3. **Is it straightforward?** Implementing these changes in Rust with `wgpu` is powerful and cross-platform, but it is not trivial. It requires careful management of GPU buffers, memory layouts, bind groups, and shader code. Each new GPU kernel adds complexity. The "Device-Aware" Tensor is a significant redesign of the core `Tensor` API.

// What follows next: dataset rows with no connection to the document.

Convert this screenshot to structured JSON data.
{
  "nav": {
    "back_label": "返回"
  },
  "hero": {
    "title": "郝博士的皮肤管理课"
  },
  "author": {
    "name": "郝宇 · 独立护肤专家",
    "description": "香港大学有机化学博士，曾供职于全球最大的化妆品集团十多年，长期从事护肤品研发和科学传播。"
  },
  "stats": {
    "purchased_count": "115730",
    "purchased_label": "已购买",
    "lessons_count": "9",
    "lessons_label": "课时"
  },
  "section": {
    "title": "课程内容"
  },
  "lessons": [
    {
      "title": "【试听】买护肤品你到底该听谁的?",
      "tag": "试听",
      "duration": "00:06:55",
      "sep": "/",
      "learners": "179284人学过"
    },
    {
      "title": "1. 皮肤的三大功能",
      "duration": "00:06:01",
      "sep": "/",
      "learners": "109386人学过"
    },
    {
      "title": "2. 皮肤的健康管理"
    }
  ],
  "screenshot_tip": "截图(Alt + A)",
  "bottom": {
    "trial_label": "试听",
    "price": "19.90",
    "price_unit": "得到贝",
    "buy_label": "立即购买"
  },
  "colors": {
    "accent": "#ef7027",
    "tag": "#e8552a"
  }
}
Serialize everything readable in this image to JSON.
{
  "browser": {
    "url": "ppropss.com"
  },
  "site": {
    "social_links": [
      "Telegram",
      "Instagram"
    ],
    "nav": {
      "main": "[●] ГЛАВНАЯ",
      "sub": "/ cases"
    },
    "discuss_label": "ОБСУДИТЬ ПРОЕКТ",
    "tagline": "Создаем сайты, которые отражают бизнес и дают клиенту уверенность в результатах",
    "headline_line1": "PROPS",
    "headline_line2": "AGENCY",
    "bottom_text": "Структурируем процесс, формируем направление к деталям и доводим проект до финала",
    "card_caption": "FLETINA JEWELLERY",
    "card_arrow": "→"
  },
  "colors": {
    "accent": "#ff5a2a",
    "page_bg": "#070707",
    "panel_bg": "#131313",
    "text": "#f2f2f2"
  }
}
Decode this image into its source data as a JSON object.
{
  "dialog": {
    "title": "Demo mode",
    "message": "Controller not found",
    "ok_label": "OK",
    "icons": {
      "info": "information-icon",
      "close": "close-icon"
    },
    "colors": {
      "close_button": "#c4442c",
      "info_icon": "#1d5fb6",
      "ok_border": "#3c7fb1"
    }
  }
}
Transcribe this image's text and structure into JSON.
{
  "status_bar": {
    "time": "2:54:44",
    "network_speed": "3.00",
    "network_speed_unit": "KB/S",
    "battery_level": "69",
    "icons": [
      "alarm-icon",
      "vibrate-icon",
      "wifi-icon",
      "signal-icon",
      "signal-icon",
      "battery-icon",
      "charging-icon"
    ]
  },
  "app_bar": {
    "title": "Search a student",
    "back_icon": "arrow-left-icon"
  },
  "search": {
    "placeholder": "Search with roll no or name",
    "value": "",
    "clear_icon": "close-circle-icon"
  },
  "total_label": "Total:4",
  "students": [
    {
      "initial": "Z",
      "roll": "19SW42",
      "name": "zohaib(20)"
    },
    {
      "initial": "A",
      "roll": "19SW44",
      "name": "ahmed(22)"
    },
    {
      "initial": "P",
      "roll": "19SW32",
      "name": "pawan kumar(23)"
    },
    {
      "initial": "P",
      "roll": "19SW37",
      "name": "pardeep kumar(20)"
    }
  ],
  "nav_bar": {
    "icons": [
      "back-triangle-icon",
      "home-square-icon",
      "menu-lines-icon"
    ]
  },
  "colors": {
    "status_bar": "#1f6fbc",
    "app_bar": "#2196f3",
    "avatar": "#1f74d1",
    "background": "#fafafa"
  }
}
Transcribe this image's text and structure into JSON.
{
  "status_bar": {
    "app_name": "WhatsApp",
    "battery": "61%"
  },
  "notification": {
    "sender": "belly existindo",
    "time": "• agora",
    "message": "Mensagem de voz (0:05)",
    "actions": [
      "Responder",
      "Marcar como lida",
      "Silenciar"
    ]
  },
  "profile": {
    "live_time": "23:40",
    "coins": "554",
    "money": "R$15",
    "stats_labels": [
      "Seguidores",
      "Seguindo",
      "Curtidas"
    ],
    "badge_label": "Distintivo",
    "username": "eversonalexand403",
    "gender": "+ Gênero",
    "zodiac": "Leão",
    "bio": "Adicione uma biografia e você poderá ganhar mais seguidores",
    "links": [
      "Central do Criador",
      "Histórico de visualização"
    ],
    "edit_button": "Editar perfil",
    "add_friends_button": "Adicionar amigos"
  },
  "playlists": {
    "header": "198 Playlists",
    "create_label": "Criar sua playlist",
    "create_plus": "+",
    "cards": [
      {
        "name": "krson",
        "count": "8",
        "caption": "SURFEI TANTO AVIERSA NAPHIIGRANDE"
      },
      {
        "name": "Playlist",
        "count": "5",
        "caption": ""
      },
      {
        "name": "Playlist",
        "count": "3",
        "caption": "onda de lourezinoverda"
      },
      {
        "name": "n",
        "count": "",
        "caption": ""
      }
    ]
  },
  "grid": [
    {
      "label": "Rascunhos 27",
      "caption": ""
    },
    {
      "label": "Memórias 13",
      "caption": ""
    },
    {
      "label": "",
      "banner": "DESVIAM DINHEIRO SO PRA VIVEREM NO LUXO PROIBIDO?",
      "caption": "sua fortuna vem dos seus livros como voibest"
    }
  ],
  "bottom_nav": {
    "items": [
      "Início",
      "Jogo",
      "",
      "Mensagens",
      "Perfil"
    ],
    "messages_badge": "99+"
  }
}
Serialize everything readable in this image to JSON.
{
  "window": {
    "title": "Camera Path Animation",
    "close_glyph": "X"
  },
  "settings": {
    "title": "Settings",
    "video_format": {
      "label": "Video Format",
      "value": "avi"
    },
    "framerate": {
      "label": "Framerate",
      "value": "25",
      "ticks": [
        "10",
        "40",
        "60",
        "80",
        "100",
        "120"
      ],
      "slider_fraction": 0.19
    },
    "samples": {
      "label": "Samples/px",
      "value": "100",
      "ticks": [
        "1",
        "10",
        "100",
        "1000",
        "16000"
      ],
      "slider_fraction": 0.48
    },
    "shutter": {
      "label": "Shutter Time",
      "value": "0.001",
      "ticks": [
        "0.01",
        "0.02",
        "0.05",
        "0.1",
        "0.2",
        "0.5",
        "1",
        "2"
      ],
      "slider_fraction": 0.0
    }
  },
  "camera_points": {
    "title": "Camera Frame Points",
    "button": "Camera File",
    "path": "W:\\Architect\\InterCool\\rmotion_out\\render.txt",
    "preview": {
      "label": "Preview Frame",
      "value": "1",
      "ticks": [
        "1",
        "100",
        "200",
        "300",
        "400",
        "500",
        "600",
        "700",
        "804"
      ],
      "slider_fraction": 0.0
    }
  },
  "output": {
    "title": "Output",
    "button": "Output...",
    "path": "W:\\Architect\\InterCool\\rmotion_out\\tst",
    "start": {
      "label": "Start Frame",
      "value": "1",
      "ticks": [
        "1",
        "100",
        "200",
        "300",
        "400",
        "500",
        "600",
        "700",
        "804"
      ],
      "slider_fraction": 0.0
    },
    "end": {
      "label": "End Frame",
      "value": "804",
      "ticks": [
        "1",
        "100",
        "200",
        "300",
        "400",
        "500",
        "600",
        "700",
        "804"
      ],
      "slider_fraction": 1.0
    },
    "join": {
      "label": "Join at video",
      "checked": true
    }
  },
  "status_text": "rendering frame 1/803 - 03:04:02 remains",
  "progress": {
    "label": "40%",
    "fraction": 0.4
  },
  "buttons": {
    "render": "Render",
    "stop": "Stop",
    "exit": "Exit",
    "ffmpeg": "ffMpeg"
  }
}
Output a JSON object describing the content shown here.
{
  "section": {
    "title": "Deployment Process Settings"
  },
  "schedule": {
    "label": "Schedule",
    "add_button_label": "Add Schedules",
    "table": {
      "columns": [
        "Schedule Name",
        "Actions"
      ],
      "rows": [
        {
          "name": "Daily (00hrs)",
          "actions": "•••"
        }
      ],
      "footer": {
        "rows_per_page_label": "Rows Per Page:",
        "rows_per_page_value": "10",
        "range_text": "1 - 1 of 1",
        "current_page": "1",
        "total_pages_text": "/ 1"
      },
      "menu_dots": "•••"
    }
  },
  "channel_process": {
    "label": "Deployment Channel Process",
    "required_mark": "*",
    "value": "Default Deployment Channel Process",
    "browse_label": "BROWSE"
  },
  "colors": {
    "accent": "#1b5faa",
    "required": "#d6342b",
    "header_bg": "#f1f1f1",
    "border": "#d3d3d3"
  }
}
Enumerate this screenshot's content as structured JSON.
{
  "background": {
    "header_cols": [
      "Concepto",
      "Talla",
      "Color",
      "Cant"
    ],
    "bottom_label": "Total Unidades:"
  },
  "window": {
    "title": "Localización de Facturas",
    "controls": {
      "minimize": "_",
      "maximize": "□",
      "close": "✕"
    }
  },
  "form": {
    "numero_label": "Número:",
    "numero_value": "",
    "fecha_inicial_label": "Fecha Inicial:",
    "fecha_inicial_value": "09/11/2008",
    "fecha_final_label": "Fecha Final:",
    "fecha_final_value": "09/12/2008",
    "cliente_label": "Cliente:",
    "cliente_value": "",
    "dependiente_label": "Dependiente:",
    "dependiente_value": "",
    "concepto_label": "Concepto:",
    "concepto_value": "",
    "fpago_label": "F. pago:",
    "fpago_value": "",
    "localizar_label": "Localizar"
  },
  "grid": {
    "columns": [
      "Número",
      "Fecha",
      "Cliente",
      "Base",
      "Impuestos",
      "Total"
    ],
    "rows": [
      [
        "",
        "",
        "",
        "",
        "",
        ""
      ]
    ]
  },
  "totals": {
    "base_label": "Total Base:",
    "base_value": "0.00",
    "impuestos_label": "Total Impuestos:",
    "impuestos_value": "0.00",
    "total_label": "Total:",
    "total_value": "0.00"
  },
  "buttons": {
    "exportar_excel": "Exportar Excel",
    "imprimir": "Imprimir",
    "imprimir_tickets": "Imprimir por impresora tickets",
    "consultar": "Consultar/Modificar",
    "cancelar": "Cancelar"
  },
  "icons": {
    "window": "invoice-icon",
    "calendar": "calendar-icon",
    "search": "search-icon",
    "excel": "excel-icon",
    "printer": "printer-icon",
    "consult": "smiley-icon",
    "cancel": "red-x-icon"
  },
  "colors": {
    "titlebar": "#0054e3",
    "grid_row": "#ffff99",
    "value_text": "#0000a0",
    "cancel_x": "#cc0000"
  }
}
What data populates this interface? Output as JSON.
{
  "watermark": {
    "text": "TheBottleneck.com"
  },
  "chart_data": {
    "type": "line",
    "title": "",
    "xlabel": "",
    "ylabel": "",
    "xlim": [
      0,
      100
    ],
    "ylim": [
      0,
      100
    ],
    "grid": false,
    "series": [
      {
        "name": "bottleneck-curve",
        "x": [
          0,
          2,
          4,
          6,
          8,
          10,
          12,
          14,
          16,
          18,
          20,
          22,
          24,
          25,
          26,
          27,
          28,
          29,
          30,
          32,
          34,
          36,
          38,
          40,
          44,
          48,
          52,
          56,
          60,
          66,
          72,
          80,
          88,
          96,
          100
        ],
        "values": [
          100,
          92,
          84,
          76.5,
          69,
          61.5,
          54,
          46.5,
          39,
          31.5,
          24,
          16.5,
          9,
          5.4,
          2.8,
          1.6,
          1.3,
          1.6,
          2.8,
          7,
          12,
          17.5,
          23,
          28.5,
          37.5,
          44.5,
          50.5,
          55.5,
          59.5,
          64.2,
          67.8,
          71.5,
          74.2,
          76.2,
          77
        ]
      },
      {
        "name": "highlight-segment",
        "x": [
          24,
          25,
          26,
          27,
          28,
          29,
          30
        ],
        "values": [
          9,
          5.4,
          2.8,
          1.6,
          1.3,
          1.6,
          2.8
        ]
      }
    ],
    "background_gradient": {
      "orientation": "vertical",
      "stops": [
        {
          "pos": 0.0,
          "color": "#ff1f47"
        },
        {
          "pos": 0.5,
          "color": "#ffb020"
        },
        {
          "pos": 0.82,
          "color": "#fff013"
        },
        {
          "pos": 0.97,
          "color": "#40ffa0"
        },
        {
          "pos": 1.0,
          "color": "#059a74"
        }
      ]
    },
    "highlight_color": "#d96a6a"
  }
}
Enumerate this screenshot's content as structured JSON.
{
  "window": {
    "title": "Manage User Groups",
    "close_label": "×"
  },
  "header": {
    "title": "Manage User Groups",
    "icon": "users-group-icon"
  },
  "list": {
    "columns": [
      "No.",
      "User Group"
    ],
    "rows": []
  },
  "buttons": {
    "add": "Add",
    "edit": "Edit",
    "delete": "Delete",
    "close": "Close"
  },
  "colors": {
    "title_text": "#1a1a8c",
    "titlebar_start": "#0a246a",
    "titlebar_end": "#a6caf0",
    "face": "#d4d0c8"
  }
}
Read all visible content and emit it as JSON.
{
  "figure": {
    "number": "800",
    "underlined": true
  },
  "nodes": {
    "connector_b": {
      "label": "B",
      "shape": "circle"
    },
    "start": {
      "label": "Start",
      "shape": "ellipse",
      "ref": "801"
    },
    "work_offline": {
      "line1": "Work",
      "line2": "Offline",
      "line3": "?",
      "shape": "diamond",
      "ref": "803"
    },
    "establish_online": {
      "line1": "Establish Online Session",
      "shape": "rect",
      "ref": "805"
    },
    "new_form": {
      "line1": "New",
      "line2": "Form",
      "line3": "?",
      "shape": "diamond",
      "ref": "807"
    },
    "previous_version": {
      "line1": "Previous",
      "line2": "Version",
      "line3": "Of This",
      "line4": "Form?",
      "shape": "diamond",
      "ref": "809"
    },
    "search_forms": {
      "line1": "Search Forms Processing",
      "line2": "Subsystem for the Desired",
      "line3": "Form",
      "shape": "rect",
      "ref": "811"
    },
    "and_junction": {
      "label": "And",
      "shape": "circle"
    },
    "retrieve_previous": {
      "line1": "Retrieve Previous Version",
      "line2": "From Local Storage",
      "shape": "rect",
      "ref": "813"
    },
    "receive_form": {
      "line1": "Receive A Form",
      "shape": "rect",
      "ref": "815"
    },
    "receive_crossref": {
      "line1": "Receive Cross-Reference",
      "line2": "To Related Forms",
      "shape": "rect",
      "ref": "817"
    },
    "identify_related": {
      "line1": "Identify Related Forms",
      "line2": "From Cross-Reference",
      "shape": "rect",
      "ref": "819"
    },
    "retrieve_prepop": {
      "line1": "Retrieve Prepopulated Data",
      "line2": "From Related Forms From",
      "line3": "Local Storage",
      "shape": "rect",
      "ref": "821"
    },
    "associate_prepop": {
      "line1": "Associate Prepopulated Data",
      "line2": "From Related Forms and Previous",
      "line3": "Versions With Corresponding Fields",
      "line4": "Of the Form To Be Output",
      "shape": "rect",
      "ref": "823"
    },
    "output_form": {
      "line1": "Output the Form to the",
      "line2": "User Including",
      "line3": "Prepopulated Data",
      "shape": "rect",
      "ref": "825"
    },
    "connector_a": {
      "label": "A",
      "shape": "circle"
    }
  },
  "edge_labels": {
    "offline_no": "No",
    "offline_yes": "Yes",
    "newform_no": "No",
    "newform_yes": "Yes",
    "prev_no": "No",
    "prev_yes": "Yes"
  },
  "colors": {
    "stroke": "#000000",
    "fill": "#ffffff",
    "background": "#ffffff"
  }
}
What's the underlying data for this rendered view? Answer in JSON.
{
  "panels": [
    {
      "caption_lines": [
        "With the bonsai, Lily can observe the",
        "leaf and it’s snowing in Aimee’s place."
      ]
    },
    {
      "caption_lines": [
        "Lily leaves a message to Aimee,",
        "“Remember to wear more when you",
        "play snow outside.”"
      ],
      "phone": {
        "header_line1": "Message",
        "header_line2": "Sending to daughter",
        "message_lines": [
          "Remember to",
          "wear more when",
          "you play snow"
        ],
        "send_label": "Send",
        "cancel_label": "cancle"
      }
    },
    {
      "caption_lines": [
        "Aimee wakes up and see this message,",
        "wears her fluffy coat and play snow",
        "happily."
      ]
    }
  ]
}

Furthermore, to truly optimize for platforms like Apple Silicon, one might explore more advanced `wgpu` features or even platform-specific APIs to leverage zero-copy buffers, which adds another layer of complexity and can compromise portability. For now, our goal is to stick to the standard, portable `wgpu` patterns while reducing CPU-GPU synchronization points by expanding GPU operation coverage. This is the standard and necessary path for building a high-performance deep learning library from scratch.
By following this incremental approach, we can progressively reduce the "Other CPU time" and unlock the true potential of the GPU.